When asked if he still believed Wright was the “sole” killer, Santiago said yes.
After Wright was acquitted, he filed a federal lawsuit against the city and was later awarded a $9.85 million settlement. In sworn depositions for the civil case, Santiago and Jastrzembski were questioned about the DNA evidence and answered in a way that conflicted with their earlier testimony at trial.
District Attorney Larry Krasner then accused the detectives of lying to keep Wright in prison, filing rare criminal charges against police officers for their role in a conviction that was later overturned.
But the jury’s verdict rejected prosecutors’ suggestion that the 1991 investigation was a setup, following eight days of testimony that often resembled a retrial for Wright.
While Wright’s culpability in Talley’s murder was not at issue in the perjury case, the question loomed large in this trial within a trial. Much of the testimony centered on which jury in Wright’s murder case rendered the appropriate verdict: the 1993 panel that convicted him or the jury in the 2016 retrial that set him free.
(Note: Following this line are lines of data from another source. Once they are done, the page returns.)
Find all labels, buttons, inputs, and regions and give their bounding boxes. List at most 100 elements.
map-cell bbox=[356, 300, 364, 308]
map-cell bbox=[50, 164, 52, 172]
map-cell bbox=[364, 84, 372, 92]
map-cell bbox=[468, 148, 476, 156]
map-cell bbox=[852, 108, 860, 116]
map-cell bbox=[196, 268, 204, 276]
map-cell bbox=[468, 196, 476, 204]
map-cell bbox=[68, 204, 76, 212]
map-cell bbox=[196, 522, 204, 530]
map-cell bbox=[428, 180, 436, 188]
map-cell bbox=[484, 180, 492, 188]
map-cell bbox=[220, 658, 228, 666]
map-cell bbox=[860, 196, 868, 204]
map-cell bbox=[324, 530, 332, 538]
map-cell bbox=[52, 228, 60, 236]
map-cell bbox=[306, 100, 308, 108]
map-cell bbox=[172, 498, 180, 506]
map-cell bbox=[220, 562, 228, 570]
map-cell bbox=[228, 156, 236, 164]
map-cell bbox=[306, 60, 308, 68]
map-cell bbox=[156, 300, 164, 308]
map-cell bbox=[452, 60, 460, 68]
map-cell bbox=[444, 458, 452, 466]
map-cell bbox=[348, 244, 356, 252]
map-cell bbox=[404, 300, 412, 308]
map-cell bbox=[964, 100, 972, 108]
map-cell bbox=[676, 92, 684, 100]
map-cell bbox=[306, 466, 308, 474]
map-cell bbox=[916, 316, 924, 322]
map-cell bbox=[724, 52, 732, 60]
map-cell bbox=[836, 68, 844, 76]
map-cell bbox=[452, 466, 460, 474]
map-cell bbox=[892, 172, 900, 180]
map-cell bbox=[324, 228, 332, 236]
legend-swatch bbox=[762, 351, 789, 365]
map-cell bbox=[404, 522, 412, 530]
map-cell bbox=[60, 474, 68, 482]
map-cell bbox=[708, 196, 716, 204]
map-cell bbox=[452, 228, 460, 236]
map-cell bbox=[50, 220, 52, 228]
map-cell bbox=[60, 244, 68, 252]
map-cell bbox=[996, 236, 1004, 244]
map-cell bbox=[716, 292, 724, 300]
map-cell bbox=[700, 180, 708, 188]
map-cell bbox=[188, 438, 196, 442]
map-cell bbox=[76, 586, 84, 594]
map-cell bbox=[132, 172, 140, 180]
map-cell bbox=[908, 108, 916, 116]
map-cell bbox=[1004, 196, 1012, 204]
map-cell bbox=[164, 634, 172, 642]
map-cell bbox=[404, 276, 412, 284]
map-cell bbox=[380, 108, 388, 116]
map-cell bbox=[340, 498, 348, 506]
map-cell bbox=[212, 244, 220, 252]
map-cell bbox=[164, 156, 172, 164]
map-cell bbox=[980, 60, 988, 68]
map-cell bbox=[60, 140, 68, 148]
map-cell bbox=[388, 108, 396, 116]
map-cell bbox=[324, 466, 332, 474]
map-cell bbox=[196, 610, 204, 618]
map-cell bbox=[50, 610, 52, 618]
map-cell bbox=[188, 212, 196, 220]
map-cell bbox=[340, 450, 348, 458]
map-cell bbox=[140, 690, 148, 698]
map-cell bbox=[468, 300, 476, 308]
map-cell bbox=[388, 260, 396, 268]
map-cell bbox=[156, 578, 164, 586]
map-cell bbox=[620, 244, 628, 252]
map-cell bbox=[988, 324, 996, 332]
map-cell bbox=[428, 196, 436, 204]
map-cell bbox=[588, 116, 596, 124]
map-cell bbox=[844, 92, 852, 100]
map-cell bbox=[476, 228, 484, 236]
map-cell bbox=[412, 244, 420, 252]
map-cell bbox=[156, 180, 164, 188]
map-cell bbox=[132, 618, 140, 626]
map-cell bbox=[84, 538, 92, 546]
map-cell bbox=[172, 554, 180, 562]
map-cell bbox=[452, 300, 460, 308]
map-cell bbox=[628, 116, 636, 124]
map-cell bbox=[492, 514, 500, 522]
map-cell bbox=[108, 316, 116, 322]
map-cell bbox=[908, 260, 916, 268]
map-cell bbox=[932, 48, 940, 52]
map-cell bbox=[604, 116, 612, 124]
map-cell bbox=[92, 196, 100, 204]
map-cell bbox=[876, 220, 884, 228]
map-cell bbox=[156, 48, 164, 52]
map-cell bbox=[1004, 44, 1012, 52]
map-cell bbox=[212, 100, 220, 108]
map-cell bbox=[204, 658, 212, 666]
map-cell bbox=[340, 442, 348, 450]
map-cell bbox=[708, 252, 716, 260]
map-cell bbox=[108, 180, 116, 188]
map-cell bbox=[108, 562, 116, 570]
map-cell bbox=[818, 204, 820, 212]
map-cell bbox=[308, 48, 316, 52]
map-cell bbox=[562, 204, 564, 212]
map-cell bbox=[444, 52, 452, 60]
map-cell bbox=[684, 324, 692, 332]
Wright, now 53 with a gray beard, testified last week and said he was threatened with violence in the police interrogation room after he was brought in for questioning. He said he signed a confession under duress after detectives — whom he did not identify — threatened to “pull his eyes out and skullf— him.” Devlin and Santiago, he said, made him sign a confession without letting him read it.
Throughout the trial, defense attorneys sought to sow doubt about Wright’s innocence. They emphasized his previous arrests for assaulting a police officer and his former girlfriend, as well as his history of drug use as a teenager. And they flat out suggested that the jury that acquitted Wright got it wrong.
“Just because Tony Wright got away with murder doesn’t mean [these] men lied about the case,” defense attorney Brian McMonagle told the jury.
The defense leaned on transcripts from witnesses at Wright’s 1993 trial that put him at the scene. Three of those witnesses later recanted their testimony about his whereabouts at retrial, but did not testify at the detective’s trial.
After the verdict, Wright stood outside the courtroom and maintained his innocence, noting that no DNA linked him to the crime scene.
“The DNA says two things — guilty or not guilty,” he said.
Prosecutors declined comment as they wheeled boxes of case files out of the courthouse.
At a news conference Thursday afternoon, Krasner insisted that the detectives framed Wright, and he criticized his predecessor’s decision to retry Wright after his conviction was overturned amid DNA evidence that implicated someone else.
Krasner said he hoped the detectives’ convictions for lying about DNA evidence would send a message to others in law enforcement.
“When people get up on Friday, March 28, and they head for court with a subpoena in their hand, no doubt in my mind that the vast majority of them fully intend to tell the truth,” he said. “The courtroom should be a sacred place.”
Santiago and Jastrzembski are scheduled to be sentenced on June 18. Krasner declined to say how long a sentence his office would seek.